Como em 6,34, início e impulso é a compaixão do messias. Aqui Jesus é mais preocupado com a fome material (em 6,34 a compaixão o levou a ensinar muita coisa). Em 6,35, os discípulos perguntaram, mas aqui é Jesus que abre o diálogo, constando que “já faz três dias” (tempo para Deus se manifestar ajudando, cf. Gn 40,13; Ex 19,16; Js 1,11; Os 6,2; Jo 2,1) e que “vão desmaiar pelo caminho, porque muitos deles vieram de longe” (alusão aos povos pagãos? Cf. At 2,39; 22,21; Ef 2,12.17; Js 9,6; Is 60,4). “É a hora de piedade, chegou o prazo” (Sl 102,14); “não passarão fome nem sede.
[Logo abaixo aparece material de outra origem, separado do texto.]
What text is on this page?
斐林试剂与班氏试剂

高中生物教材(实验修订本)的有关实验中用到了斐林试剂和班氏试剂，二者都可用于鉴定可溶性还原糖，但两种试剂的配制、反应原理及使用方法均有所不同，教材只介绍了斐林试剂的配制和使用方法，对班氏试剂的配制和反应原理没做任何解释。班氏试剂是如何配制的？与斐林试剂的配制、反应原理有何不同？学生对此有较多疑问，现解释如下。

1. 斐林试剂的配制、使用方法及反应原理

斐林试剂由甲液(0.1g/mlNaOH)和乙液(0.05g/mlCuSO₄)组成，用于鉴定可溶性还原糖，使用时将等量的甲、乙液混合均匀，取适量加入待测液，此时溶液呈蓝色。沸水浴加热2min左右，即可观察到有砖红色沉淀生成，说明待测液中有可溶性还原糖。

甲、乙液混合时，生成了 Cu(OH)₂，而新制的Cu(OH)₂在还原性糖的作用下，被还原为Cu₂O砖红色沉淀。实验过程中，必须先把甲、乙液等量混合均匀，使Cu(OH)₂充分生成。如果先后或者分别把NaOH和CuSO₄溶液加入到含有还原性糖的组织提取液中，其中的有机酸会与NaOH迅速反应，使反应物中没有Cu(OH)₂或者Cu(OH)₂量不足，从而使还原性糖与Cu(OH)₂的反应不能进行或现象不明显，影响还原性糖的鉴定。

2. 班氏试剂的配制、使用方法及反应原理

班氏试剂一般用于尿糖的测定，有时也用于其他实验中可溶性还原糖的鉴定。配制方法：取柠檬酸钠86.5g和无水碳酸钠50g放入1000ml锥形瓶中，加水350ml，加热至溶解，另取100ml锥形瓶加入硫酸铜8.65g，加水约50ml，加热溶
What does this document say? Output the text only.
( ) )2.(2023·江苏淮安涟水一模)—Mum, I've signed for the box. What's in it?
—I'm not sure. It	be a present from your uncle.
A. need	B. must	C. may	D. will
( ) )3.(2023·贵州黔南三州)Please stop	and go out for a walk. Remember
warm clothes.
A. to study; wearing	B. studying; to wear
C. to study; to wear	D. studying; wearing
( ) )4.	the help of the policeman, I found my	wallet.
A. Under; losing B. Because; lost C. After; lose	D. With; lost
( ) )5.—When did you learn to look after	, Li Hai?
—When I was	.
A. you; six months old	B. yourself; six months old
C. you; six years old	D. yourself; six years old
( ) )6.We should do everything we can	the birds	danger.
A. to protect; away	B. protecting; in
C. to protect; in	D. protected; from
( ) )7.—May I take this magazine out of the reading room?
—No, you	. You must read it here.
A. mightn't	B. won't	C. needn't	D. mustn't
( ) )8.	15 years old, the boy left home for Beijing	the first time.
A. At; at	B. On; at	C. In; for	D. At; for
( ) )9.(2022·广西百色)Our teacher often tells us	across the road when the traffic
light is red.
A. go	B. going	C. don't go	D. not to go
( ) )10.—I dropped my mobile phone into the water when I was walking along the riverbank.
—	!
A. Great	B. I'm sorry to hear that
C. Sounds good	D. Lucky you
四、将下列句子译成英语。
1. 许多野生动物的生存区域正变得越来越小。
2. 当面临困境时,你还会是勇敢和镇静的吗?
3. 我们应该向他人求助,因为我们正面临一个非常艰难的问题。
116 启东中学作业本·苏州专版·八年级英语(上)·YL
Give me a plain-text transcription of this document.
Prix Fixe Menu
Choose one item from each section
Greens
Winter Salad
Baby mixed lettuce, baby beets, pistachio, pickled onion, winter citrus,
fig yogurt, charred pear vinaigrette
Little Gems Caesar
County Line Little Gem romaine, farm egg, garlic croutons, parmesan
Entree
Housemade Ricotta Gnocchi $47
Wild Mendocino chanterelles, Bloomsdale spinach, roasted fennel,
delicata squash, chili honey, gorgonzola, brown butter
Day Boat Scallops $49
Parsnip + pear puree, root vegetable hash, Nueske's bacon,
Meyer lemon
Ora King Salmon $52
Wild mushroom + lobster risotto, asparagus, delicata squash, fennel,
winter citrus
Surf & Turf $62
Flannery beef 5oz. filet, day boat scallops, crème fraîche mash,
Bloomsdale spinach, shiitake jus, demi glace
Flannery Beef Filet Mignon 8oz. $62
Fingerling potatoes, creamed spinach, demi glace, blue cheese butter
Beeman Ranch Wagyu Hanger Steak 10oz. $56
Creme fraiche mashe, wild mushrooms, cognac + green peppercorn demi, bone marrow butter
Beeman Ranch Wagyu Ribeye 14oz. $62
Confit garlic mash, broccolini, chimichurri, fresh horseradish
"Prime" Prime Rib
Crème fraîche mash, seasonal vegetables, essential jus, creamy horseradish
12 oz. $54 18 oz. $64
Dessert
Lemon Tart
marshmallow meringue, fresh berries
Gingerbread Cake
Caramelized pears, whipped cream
Porque os conduz aquele que se compadece deles” (Is 49,10).

Os discípulos disseram: “Como poderia alguém saciá-los de pão aqui no deserto? ” Jesus perguntou-lhes: “Quantos pães tendes? ” Eles responderam: “Sete. ” Jesus mandou que a multidão se sentasse no chão. Depois, pegou os sete pães, e deu graças, partiu-os e ia dando aos seus discípulos, para que os distribuíssem. E eles os distribuíam ao povo. Tinham também alguns peixinhos. Depois de pronunciar a bênção sobre eles, mandou que os distribuíssem também. Comeram e ficaram satisfeitos, e recolheram sete cestos com os pedaços que sobraram. Eram quatro mil, mais ou menos. E Jesus os despediu (vv. 4-9).

Simplificam-se a cena e o diálogo. A pergunta dos discípulos parece ignorar a primeira multiplicação. Para Mc, sempre custa aos discípulos compreender (cf. 8,14-21; etc.). Mas em seguida, tudo transcorre como na primeira multiplicação: a pergunta de Jesus sobre o número dos pães disponíveis, a refeição com pães e peixes, a fórmula eucarística da benção, a comida abundante até todos ficarem satisfeitos e sobrarem cestos (com números) e a despedida.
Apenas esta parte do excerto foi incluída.